Даниэль просто смотрел. Держал меня и смотрел. И только поймав мой взгляд, качнулся вперед. Я снова зажмурилась. Уперлась ладонями в его грудь, желая остановить, но...
Снова никакого поцелуя.
Только едва ощутимое касание кончиком носа. Щекочущая линия, незаметное, как взмах крыльев бабочки, прикосновение. Его дыхание стало чаще, и я чувствовала как быстрее бьется сердце под моей ладонью, но ничего не происходило, кроме этих недо-прикосновений — носом, губами, щекой…
От них теперь все горело, особенно — губы. За зажмуренными глазами мелькали звезды, и уже отчаянно хотелось податься вперед и…
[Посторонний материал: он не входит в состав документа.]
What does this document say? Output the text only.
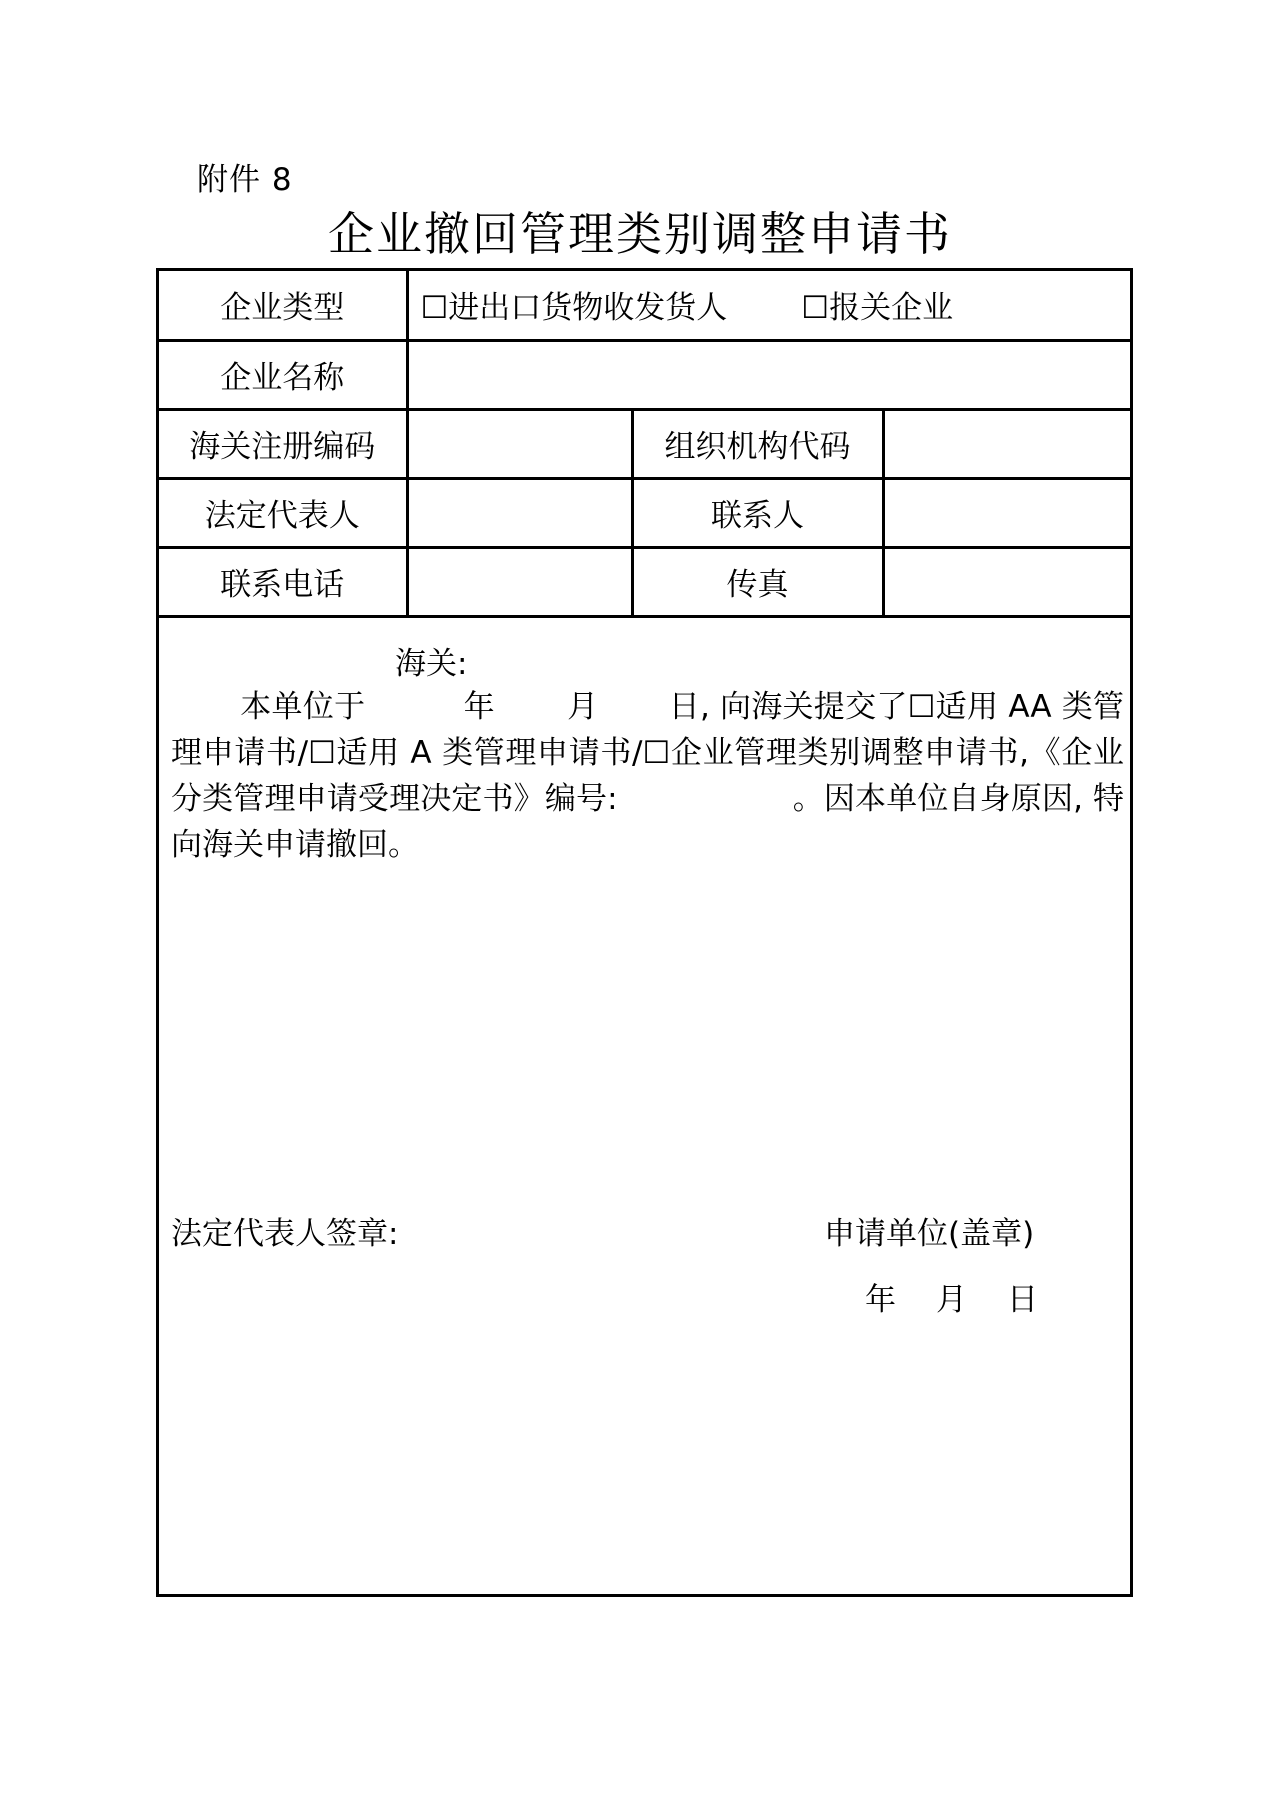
附件 8
企业撤回管理类别调整申请书
企业类型	☐进出口货物收发货人 ☐报关企业		
企业名称			
海关注册编码		组织机构代码	
法定代表人		联系人	
联系电话		传真	
海关:
本单位于	年 月 日, 向海关提交了☐适用 AA 类管理申请书/☐适用 A 类管理申请书/☐企业管理类别调整申请书,《企业分类管理申请受理决定书》编号:	。因本单位自身原因, 特向海关申请撤回。
法定代表人签章:	申请单位(盖章)
年 月 日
Он дразнится, — внезапно осенило меня. Он этого и добивается!
Чтобы я сама его поцеловала — так или иначе.
Вот… гад!
Мне почему-то стало ужасно обидно. Вот прямо до глубины души. Чуть ли не до слез.
Хотя я сама себе эту обиду никак не могла объяснить.
И я стиснула кулаки, сминая зажатую в них футболку.
— Как ты съездил домой? — выдохнула я, с усилием разлепляя ресницы.
Лагранж дернул углом рта, и было непонятно, к чему относится эта мимолетная досадливая реакция — к тому что я задала вопрос или к его содержанию.
— Нормально, — ровно ответил он. И все.
Острое разочарование поднялось из глубины души. Конфеты-шарики, но не откровенность, да?
Я дернулась подняться, но ладони сильнее сжались на талии.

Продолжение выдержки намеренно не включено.